Shahbaz, 15 Temmuz darbe girişiminden sonra onbinlerce kişinin tutuklanması ve görevlerinden atılmasıyla, “hükümeti eleştiren mesajlar paylaşan veya Gülen hareketiyle bir şekilde yakından ya da uzaktan bağlantısı bulunan, hatta Kürt haklarını savunanlara yönelik geniş çaplı bir paranoyanın olduğunu” belirtti.
Sosyal medya kullanıcılarının internet ortamındaki ifadelerinden dolayı tutuklanması vakalarının birçoğunun “absürt” nitelikte olduğu görüşünü dile getiren Shahbaz, kullanıcıların, “esas bir delil” sürülmeden, teröre destek vermek ya da cumhurbaşkanına hakaret gibi suçlamalara maruz kalabildiğini kaydetti.
Shahbaz, “Elbette suç eylemleri işleyenler de var ama düzinelerce hatta belki yüzlercesinin sadece meşru bir siyasi açıklamadan dolayı tutuklandığını görüyoruz” dedi.

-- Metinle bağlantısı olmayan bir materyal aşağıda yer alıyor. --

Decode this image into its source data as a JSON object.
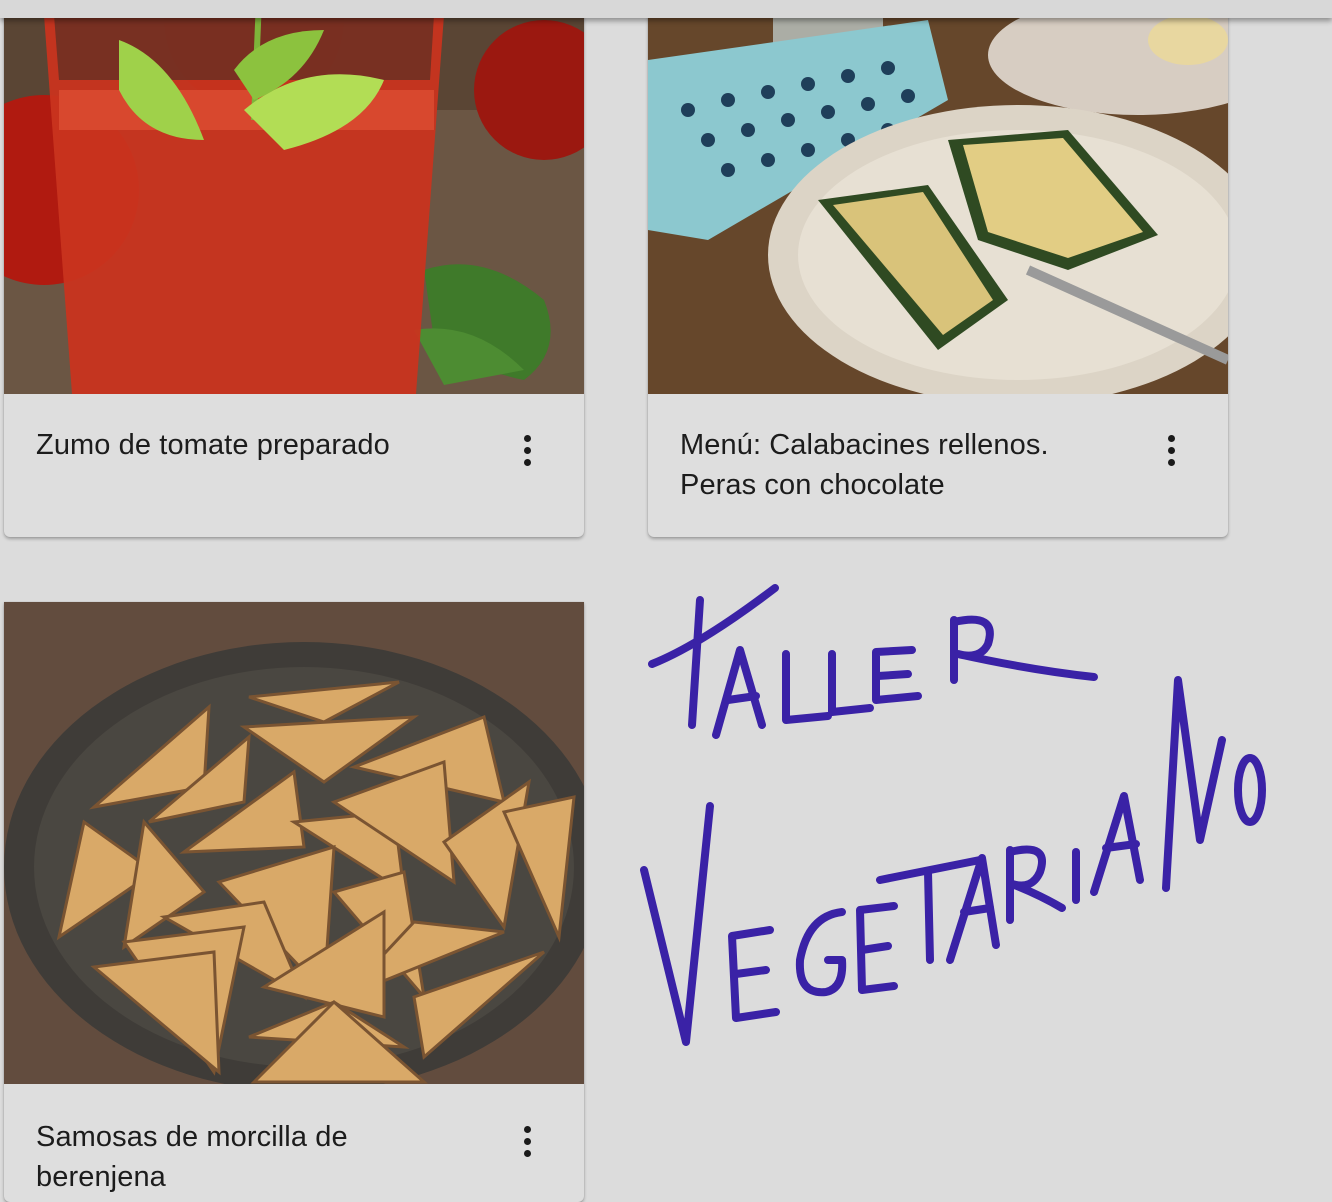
{
  "recipes": [
    {
      "title": "Zumo de tomate preparado",
      "menu_icon": "more-vert-icon"
    },
    {
      "title": "Menú: Calabacines rellenos. Peras con chocolate",
      "menu_icon": "more-vert-icon"
    },
    {
      "title": "Samosas de morcilla de berenjena",
      "menu_icon": "more-vert-icon"
    }
  ],
  "annotation": {
    "text": "TALLER VEGETARIANO",
    "color": "#3a22a6"
  },
  "colors": {
    "background": "#dcdcdc",
    "card": "#dedede",
    "text": "#1c1c1c"
  }
}
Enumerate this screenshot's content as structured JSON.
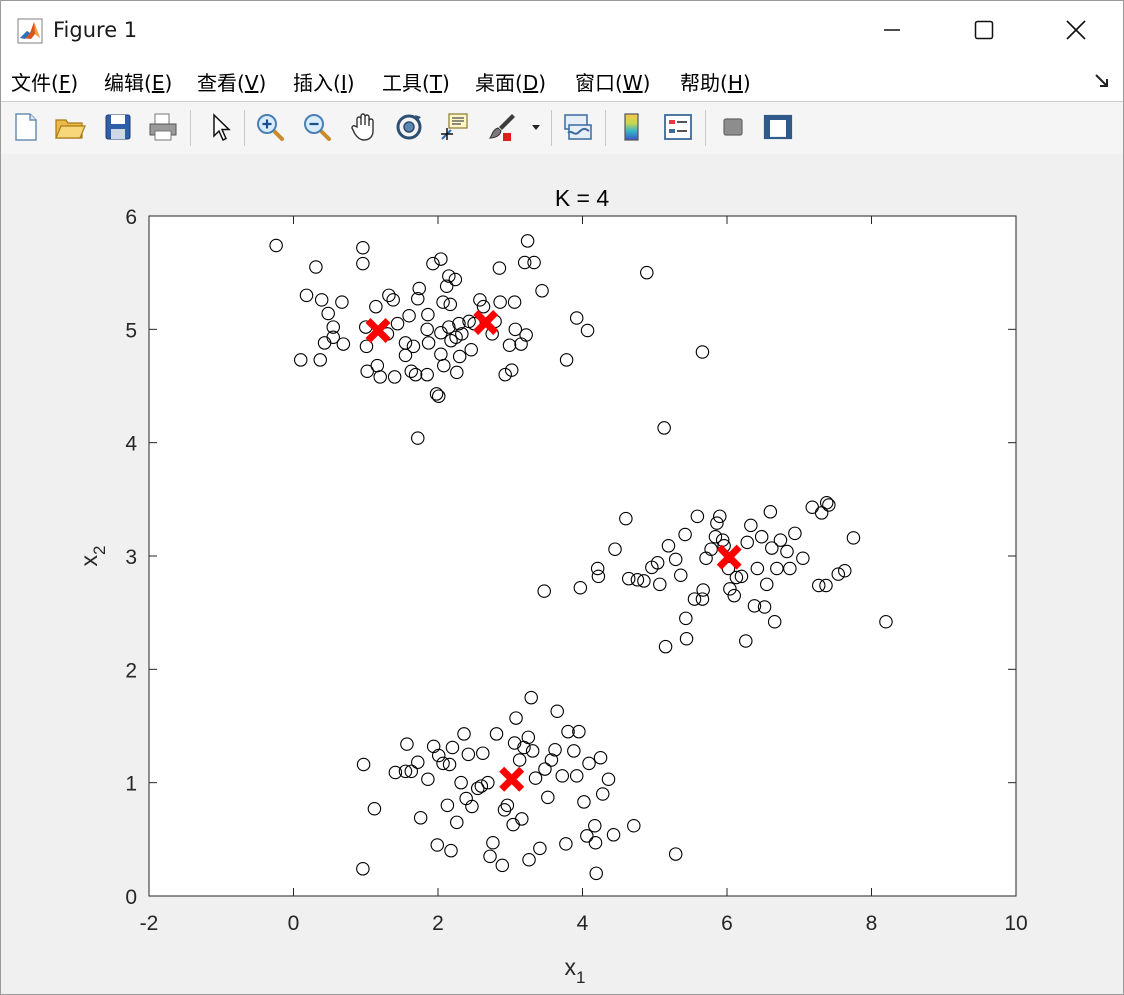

Buna ilaveten, şifreli sohbet uygulaması “bylock”u indirdikleri gerekçesiyle onbinlerce Türk kullanıcının tutuklandığını ya da suçlandığını belirten Shahbaz, “Byolck’un darbe girişiminin bir parçası olarak kullanıldığı yönünde şüpheler var ama sırf bu uygulamayı indirdi diye tutuklanan kişiler olması gerçekten endişe verici. Bu uygulamayı masumca indiren yüzbinlerce kişi var ve sırf daha emniyetli bir iletişim aracına sahip olmak istedikleri için hükümetin kara listesine alınıyorlar” diye konuştu.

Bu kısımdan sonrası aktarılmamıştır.